30'000 gemeldete Infektionen jeden Tag, die Dunkelziffer liegt bei mehr als 100'000. Omikron stellt unser Land vor nie da gewesene Herausforderungen, vor allem die Erwerbswelt. Auch unsere Redaktion arbeitet seit Wochen unter erschwerten Bedingungen – im Homeoffice und mit weniger Personal. Wieso präsentiert sich der SonntagsBlick ausgerechnet jetzt in einem neuen Kleid?
Weil der Zeitpunkt genau der richtige ist! Wenn die zwei letzten Jahre etwas gelehrt haben, dann dies: Die Pandemie mag uns bedrohen und im Alltag einschränken – umso wichtiger ist es, dass wir geistig offen bleiben. Der Ödnis des Virus begegnen wir mit einer frisch gestalteten Zeitung.
Das Bedürfnis nach verlässlichen Informationen und klarer Einordnung ist so gross wie lange nicht. Verlässlich sind und waren unsere Informationen schon immer, mit einem ruhigeren Layout schaffen wir nun auch optisch mehr Überblick. Dabei erfinden wir uns keineswegs neu, sondern entwickeln das bisherige Erscheinungsbild weiter. Das Design haben wir darum ganz bewusst intern entworfen: Reza Rafi, stellvertretender Chefredaktor, leitete das Projekt, Chris Waeber, Art Director des SonntagsBlick Magazins, leistete die kreative Feinarbeit. Der SonntagsBlick steht für Journalismus für Herz und Verstand – das neue Layout macht das noch besser sichtbar.
Selbstverständlich kann man zu Beginn des Jahres 2022 nicht über Medien schreiben, ohne auf die Abstimmung über das Medienförderungsgesetz vom 13. Februar einzugehen. Auch hier geht es um den Gegensatz zwischen Ödnis und geistiger Offenheit.
Schweizer Werbegelder fliessen zunehmend an Google und Co. Viele unserer Medien benötigen zusätzlichen Sauerstoff, um in den kommenden Jahren frei atmen zu können. Klar: SonntagsBlick würde ebenfalls vom neuen Gesetz profitieren. Wirklich überlebenswichtig sind die Bundesmittel aber für die kleineren Verlagshäuser ausserhalb der Zeitungsstadt Zürich. Für Titel wie die «Engadiner Post», die «Freiburger Nachrichten», den «Wohler Anzeiger».

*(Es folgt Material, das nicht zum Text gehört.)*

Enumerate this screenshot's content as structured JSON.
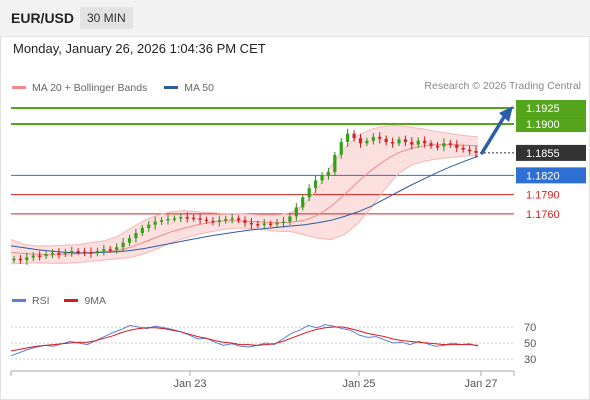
{
  "header": {
    "symbol": "EUR/USD",
    "timeframe": "30 MIN"
  },
  "datetime": "Monday, January 26, 2026 1:04:36 PM CET",
  "legend": {
    "items": [
      {
        "label": "MA 20 + Bollinger Bands",
        "color": "#f08a8a"
      },
      {
        "label": "MA 50",
        "color": "#2e5a9e"
      }
    ],
    "credit": "Research © 2026 Trading Central"
  },
  "rsi_legend": {
    "items": [
      {
        "label": "RSI",
        "color": "#5b7fd6"
      },
      {
        "label": "9MA",
        "color": "#d81b1b"
      }
    ]
  },
  "chart_data": [
    {
      "type": "line",
      "title": "EUR/USD 30 MIN",
      "ylim": [
        1.166,
        1.194
      ],
      "x_ticks": [
        "Jan 23",
        "Jan 25",
        "Jan 27"
      ],
      "current_price": {
        "label": "1.1855",
        "value": 1.1855,
        "color": "#333333"
      },
      "levels": [
        {
          "label": "1.1925",
          "value": 1.1925,
          "color": "#55a51c",
          "style": "resistance",
          "tag": "box"
        },
        {
          "label": "1.1900",
          "value": 1.19,
          "color": "#55a51c",
          "style": "resistance",
          "tag": "box"
        },
        {
          "label": "1.1820",
          "value": 1.182,
          "color": "#2e6fd3",
          "style": "pivot",
          "tag": "box"
        },
        {
          "label": "1.1790",
          "value": 1.179,
          "color": "#d82020",
          "style": "support",
          "tag": "text"
        },
        {
          "label": "1.1760",
          "value": 1.176,
          "color": "#d82020",
          "style": "support",
          "tag": "text"
        }
      ],
      "arrow": {
        "from": 1.1855,
        "to": 1.1925,
        "color": "#2d5fa8"
      },
      "series": [
        {
          "name": "Price",
          "type": "candles",
          "values": [
            1.169,
            1.1688,
            1.1692,
            1.1695,
            1.1694,
            1.1697,
            1.1699,
            1.1698,
            1.17,
            1.1702,
            1.1701,
            1.17,
            1.1699,
            1.1702,
            1.1705,
            1.1704,
            1.1708,
            1.1715,
            1.1722,
            1.173,
            1.1738,
            1.1743,
            1.1748,
            1.175,
            1.1752,
            1.1753,
            1.1755,
            1.1754,
            1.1753,
            1.1751,
            1.1749,
            1.1748,
            1.175,
            1.1752,
            1.1753,
            1.175,
            1.1746,
            1.1744,
            1.1743,
            1.1745,
            1.1744,
            1.1746,
            1.1748,
            1.1756,
            1.177,
            1.1786,
            1.18,
            1.1812,
            1.182,
            1.1825,
            1.1852,
            1.1872,
            1.1885,
            1.1878,
            1.187,
            1.1874,
            1.188,
            1.1877,
            1.1872,
            1.187,
            1.1876,
            1.1872,
            1.1868,
            1.1874,
            1.187,
            1.1866,
            1.1865,
            1.187,
            1.1868,
            1.1863,
            1.186,
            1.1858,
            1.1855
          ]
        },
        {
          "name": "MA 20",
          "type": "line",
          "color": "#f08a8a",
          "values": [
            1.17,
            1.1698,
            1.1697,
            1.1696,
            1.1697,
            1.1698,
            1.17,
            1.1701,
            1.1703,
            1.1708,
            1.1716,
            1.1724,
            1.1732,
            1.1738,
            1.1743,
            1.1747,
            1.1749,
            1.1749,
            1.1748,
            1.1747,
            1.1746,
            1.1747,
            1.175,
            1.1758,
            1.1772,
            1.179,
            1.181,
            1.1828,
            1.1843,
            1.1855,
            1.1862,
            1.1866,
            1.1868,
            1.1868,
            1.1867,
            1.1866
          ]
        },
        {
          "name": "Bollinger Upper",
          "type": "line",
          "values": [
            1.172,
            1.1712,
            1.171,
            1.171,
            1.1711,
            1.1712,
            1.1715,
            1.1718,
            1.1725,
            1.1738,
            1.175,
            1.1758,
            1.1763,
            1.1765,
            1.1763,
            1.1762,
            1.176,
            1.176,
            1.1759,
            1.1758,
            1.1758,
            1.1762,
            1.1775,
            1.18,
            1.1835,
            1.1862,
            1.1882,
            1.1892,
            1.1897,
            1.1898,
            1.1895,
            1.1892,
            1.1888,
            1.1885,
            1.1882,
            1.188
          ]
        },
        {
          "name": "Bollinger Lower",
          "type": "line",
          "values": [
            1.1682,
            1.1683,
            1.1684,
            1.1683,
            1.1683,
            1.1684,
            1.1686,
            1.1688,
            1.169,
            1.1692,
            1.1698,
            1.1706,
            1.1715,
            1.1722,
            1.1728,
            1.1732,
            1.1736,
            1.1738,
            1.1737,
            1.1735,
            1.1733,
            1.1732,
            1.1727,
            1.1722,
            1.172,
            1.1728,
            1.1745,
            1.177,
            1.1798,
            1.1822,
            1.1836,
            1.1842,
            1.1846,
            1.1848,
            1.185,
            1.1851
          ]
        },
        {
          "name": "MA 50",
          "type": "line",
          "color": "#2e5a9e",
          "values": [
            1.171,
            1.1707,
            1.1704,
            1.1702,
            1.17,
            1.1699,
            1.1699,
            1.17,
            1.1701,
            1.1703,
            1.1706,
            1.171,
            1.1714,
            1.1718,
            1.1722,
            1.1726,
            1.1729,
            1.1732,
            1.1735,
            1.1737,
            1.1739,
            1.1741,
            1.1743,
            1.1746,
            1.175,
            1.1756,
            1.1763,
            1.1772,
            1.1783,
            1.1794,
            1.1805,
            1.1815,
            1.1825,
            1.1834,
            1.1842,
            1.185
          ]
        }
      ]
    },
    {
      "type": "line",
      "title": "RSI",
      "ylim": [
        20,
        85
      ],
      "y_ticks": [
        "70",
        "50",
        "30"
      ],
      "series": [
        {
          "name": "RSI",
          "color": "#5b7fd6",
          "values": [
            34,
            38,
            42,
            45,
            47,
            46,
            49,
            52,
            50,
            48,
            53,
            58,
            63,
            67,
            72,
            70,
            68,
            71,
            69,
            67,
            64,
            60,
            55,
            56,
            51,
            47,
            49,
            46,
            45,
            47,
            50,
            48,
            55,
            62,
            66,
            72,
            69,
            73,
            71,
            68,
            66,
            60,
            57,
            58,
            54,
            50,
            51,
            48,
            52,
            49,
            46,
            47,
            50,
            48,
            49,
            46
          ]
        },
        {
          "name": "9MA",
          "color": "#d81b1b",
          "values": [
            40,
            42,
            44,
            46,
            47,
            48,
            49,
            50,
            51,
            51,
            53,
            56,
            59,
            63,
            66,
            68,
            69,
            69,
            68,
            66,
            64,
            61,
            58,
            56,
            53,
            51,
            50,
            48,
            48,
            47,
            48,
            49,
            52,
            56,
            60,
            64,
            67,
            69,
            70,
            70,
            68,
            65,
            62,
            60,
            58,
            55,
            53,
            52,
            51,
            50,
            49,
            48,
            48,
            48,
            48,
            47
          ]
        }
      ]
    }
  ]
}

Jan-Werner Müller lehrt Politologie an der amerikanischen Universität Princeton und gilt als Vordenker eines umsichtigen Liberalismus. In seinem neuen Buch «Freiheit, Gleichheit, Ungewissheit – Wie schafft man Demokratie?» analysiert er das dramatische Zeitungssterben in den Vereinigten Staaten. Seit 2004 ist dort jedes fünfte Lokalblatt verschwunden. Jan-Werner Müller schreibt: «Die Ausbreitung von ‹Pressewüsten› hat tiefgreifende politische Folgen. Die Korruption nimmt zu, da keine Journalisten mehr über Stadtratssitzungen und insbesondere über die Vergabe kommunaler Aufträge berichten. Das Interesse an Politik schwindet.» Und noch etwas hat der Professor beobachtet: «Der Rückgang echter Lokalnachrichten stärkt schädliche Polarisierungstrends.»
Tatsächlich wird der Widerstand gegen das Schweizer Mediengesetz vornehmlich von Publikationen befeuert, die polarisieren – und die ihr Geld nicht so sehr am Markt verdienen, sondern von der Unterstützung reicher Financiers aus dem rechten Lager leben. SVP-Doyen Christoph Blocher mischt seit den 1990er-Jahren als Geld- und Taktgeber in der Medien-Schweiz mit. Er und die Seinen versprechen sich vom Bankrott unliebsamer Konkurrenten einen politischen Vorteil.
Auch das sollte gesagt sein: Sollte die Medienförderung am 13. Februar effektiv zu Grabe getragen werden, lanciert die SVP vielleicht noch am selben Abend ihre bereits öffentlich angekündigte Volksinitiative zur Schwächung der SRG. Eines der bestimmenden Themen für den Wahlkampf 2023 wäre damit gesetzt.
Das Ringen zwischen Vielfalt und geistiger Ödnis ist längst nicht vorbei. Es fängt erst richtig an.